The resolution of the 6 dot by 10 dot rectangular grid image (produced by the 6 by 10 array of 60 electrodes, of which 55 are enabled) in a person's vision is very low relative to normal visual acuity. This allows visual detection of edges of large areas of high contrast, such as door frames and sidewalks, to give the individual the capability to navigate in their environment more safely.

==History==
The implant's manufacturer, Second Sight Medical Products, was founded in Sylmar, California, in 1998, by Alfred Mann, Samuel Williams, and Gunnar Bjorg. Williams, an investor in a cochlear implant company operated by Mann, approached Mann about founding a company to develop a similar product for the eye, and Mann called a meeting with the two of them and Robert Greenberg, who worked at Mann's foundation. Greenberg had previously worked on retinal prosthetics as a graduate student at Johns Hopkins University, wrote the business plan, and was appointed as CEO of the new company when it was launched. Greenberg led the company as CEO through 2015 (and was chairman of the board through 2018). The first version of the prosthesis, the Argus I, was clinically tested on six people starting in 2002. The second version, the Argus II, was designed to be smaller and easier to implant, and was co-invented by Mark Humayun of the USC Eye Institute, who had been involved in the clinical testing of the Argus I. The Argus II was first tested in Mexico in 2006, and then a 30-person clinical trial was conducted in 10 medical centers across Europe and the United States.

==Society and culture==
===Regulatory status===
The Argus II received approval for commercial use in the European Union in March 2011. In February 2013, the FDA approved the Argus II under a humanitarian device exemption, authorizing its use for up to 4,000 people in the US per year.
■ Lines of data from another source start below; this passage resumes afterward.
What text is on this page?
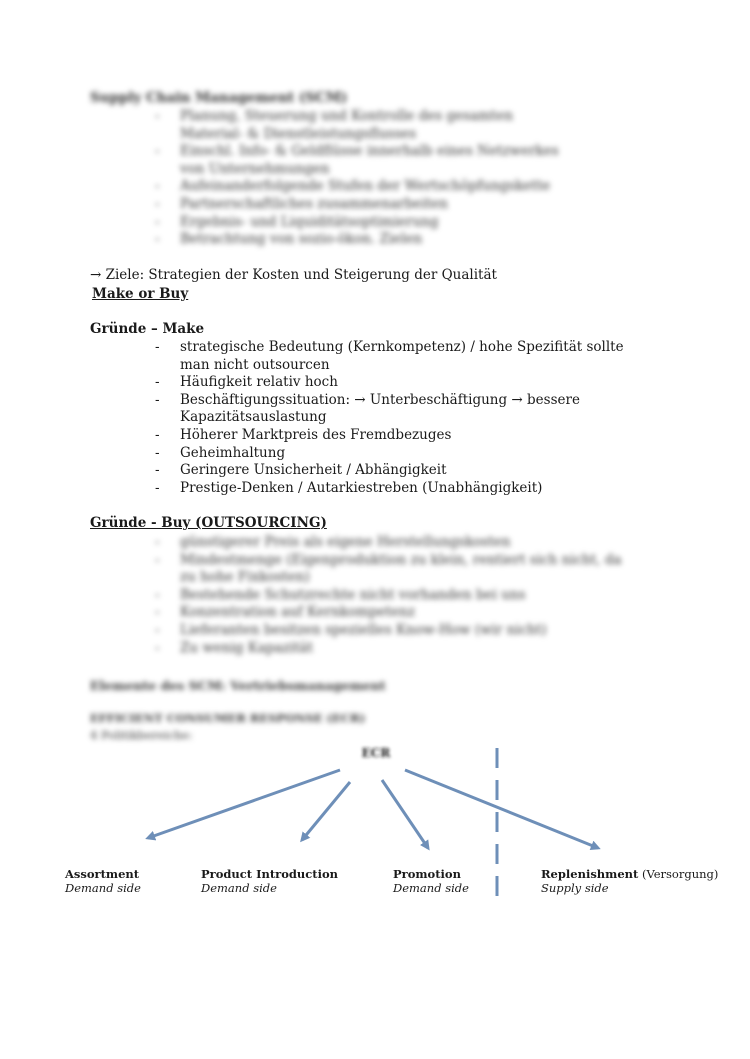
Supply Chain Management (SCM)
- Planung, Steuerung und Kontrolle des gesamten Material- & Dienstleistungsflusses
- Einschl. Info- & Geldflüsse innerhalb eines Netzwerkes von Unternehmungen
- Aufeinanderfolgende Stufen der Wertschöpfungskette
- Partnerschaftliches zusammenarbeiten
- Ergebnis- und Liquiditätsoptimierung
- Betrachtung von sozio-ökon. Zielen
→ Ziele: Strategien der Kosten und Steigerung der Qualität
Make or Buy
Gründe – Make
- strategische Bedeutung (Kernkompetenz) / hohe Spezifität sollte man nicht outsourcen
- Häufigkeit relativ hoch
- Beschäftigungssituation: → Unterbeschäftigung → bessere Kapazitätsauslastung
- Höherer Marktpreis des Fremdbezuges
- Geheimhaltung
- Geringere Unsicherheit / Abhängigkeit
- Prestige-Denken / Autarkiestreben (Unabhängigkeit)
Gründe - Buy (OUTSOURCING)
- günstigerer Preis als eigene Herstellungskosten
- Mindestmenge (Eigenproduktion zu klein, rentiert sich nicht, da zu hohe Fixkosten)
- Bestehende Schutzrechte nicht vorhanden bei uns
- Konzentration auf Kernkompetenz
- Lieferanten besitzen spezielles Know-How (wir nicht)
- Zu wenig Kapazität
Elemente des SCM: Vertriebsmanagement
EFFICIENT CONSUMER RESPONSE (ECR)
4 Politikbereiche:
ECR
Assortment
Demand side
Product Introduction
Demand side
Promotion
Demand side
Replenishment (Versorgung)
Supply side
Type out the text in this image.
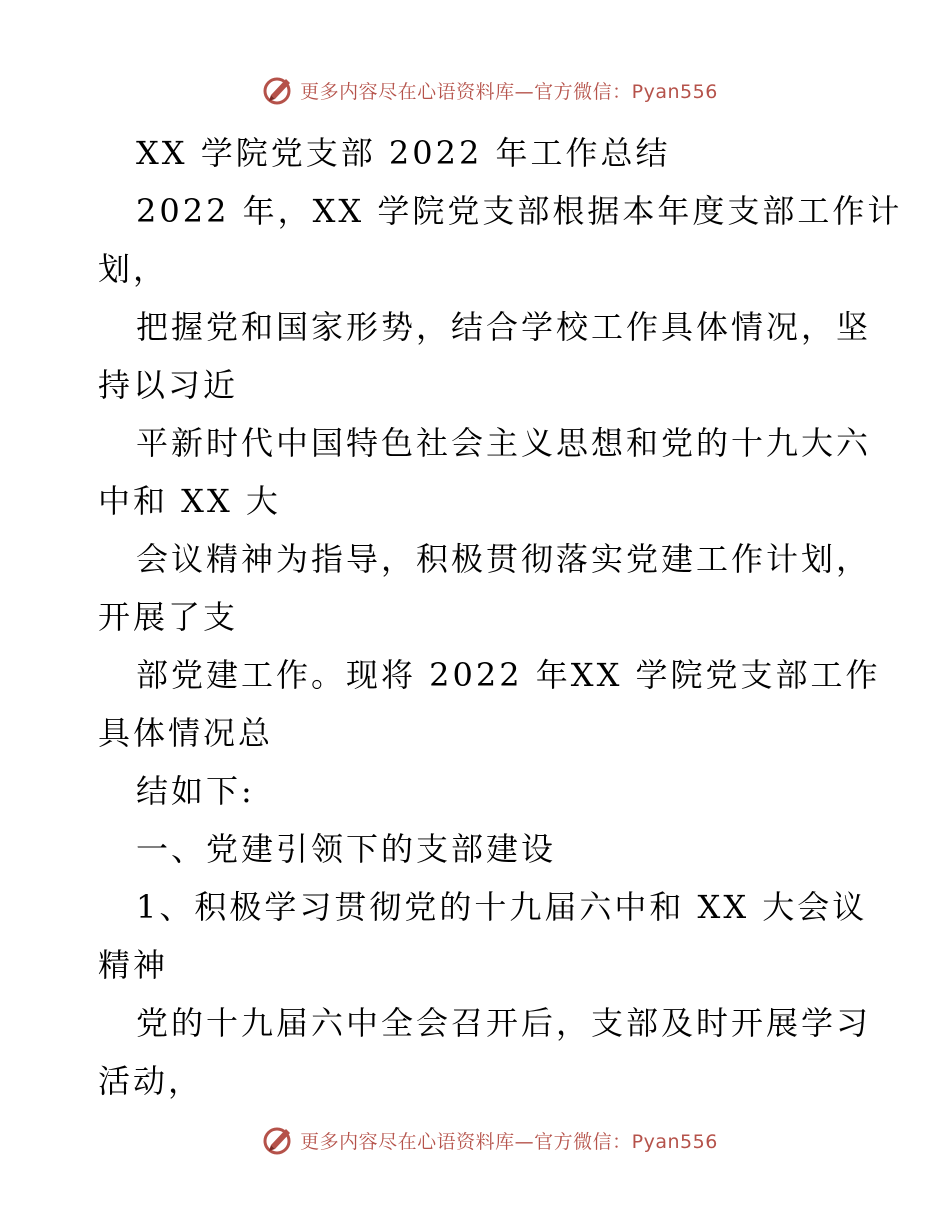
更多内容尽在心语资料库—官方微信：Pyan556
XX 学院党支部 2022 年工作总结
2022 年，XX 学院党支部根据本年度支部工作计
划，
把握党和国家形势，结合学校工作具体情况，坚
持以习近
平新时代中国特色社会主义思想和党的十九大六
中和 XX 大
会议精神为指导，积极贯彻落实党建工作计划，
开展了支
部党建工作。现将 2022 年XX 学院党支部工作
具体情况总
结如下:
一、党建引领下的支部建设
1、积极学习贯彻党的十九届六中和 XX 大会议
精神
党的十九届六中全会召开后，支部及时开展学习
活动，
更多内容尽在心语资料库—官方微信：Pyan556
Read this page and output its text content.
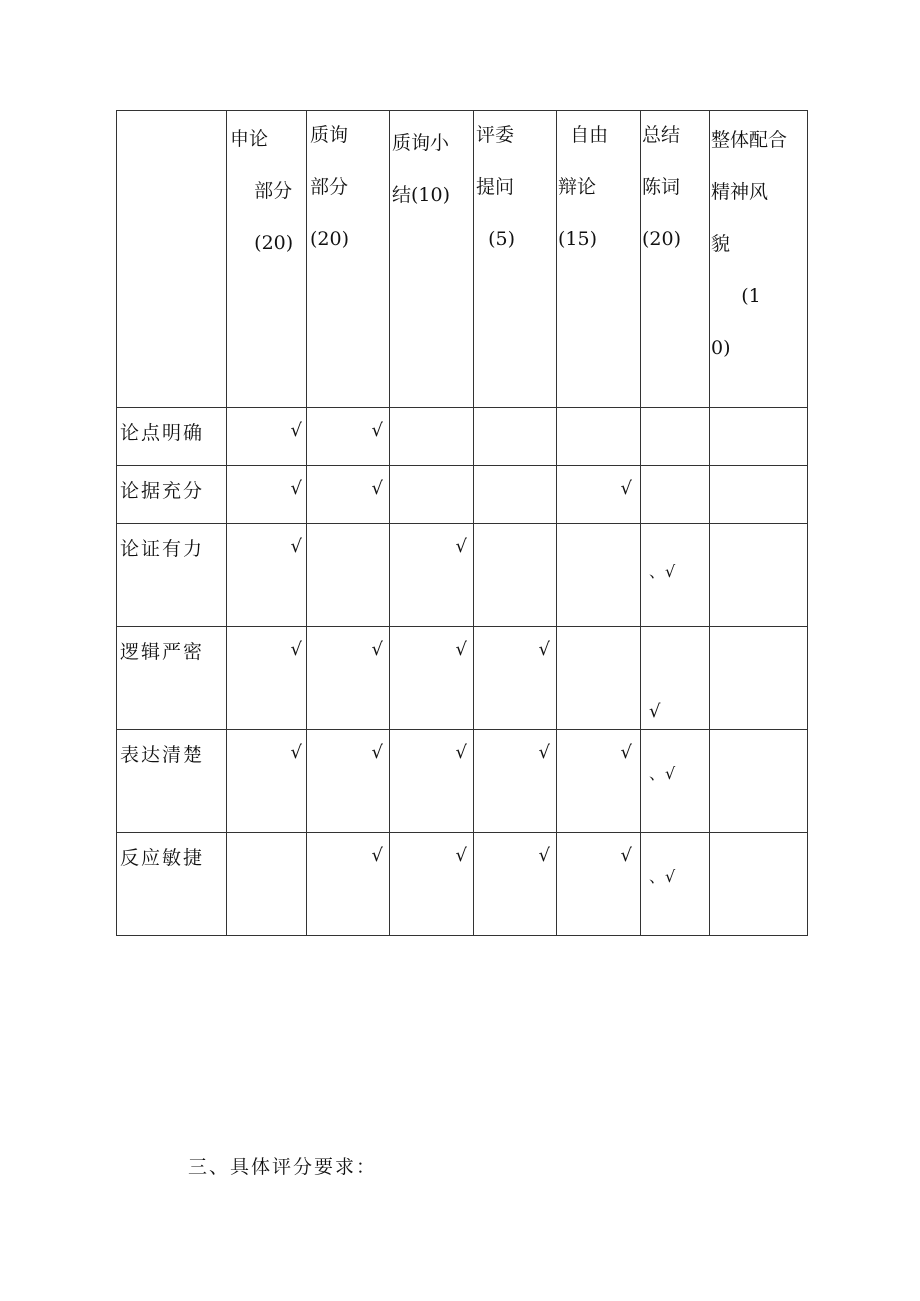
	申论
部分
(20)	质询
部分
(20)	质询小
结(10)	评委
提问
(5)	自由
辩论
(15)	总结
陈词
(20)	整体配合
精神风
貌
(1
0)

论点明确	√	√					

论据充分	√	√			√		

论证有力	√		√			、√	

逻辑严密	√	√	√	√		√	

表达清楚	√	√	√	√	√	、√	

反应敏捷		√	√	√	√	、√	

三、具体评分要求：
===Pricing and insurance===
The Argus II was initially available at a limited number of clinics in France, Germany, Italy, the Netherlands, the United Kingdom and Saudi Arabia, at an EU market price of US$115,000. When the Argus II launched in the United States in February 2013, Second Sight announced that it would be priced at around $150,000, excluding the cost of surgery and usage training. In August 2013, Second Sight announced that reimbursement payments had been approved for the Argus II for blind Medicare recipients in the United States.

==Research==
A trial in England funded by NHS England for ten patients began in 2017.

==Aftermath==
In 2020, Second Sight stopped providing technical support for the Argus, as well as for the successor device, Argus II, and for the brain implant, Orion; an investigation by IEEE Spectrum revealed that users risk – and in some cases, have already experienced – a return to blindness. Second Sight merged with Nano Precision Medical in August 2023 with a commitment to provide technical support for the Argus II.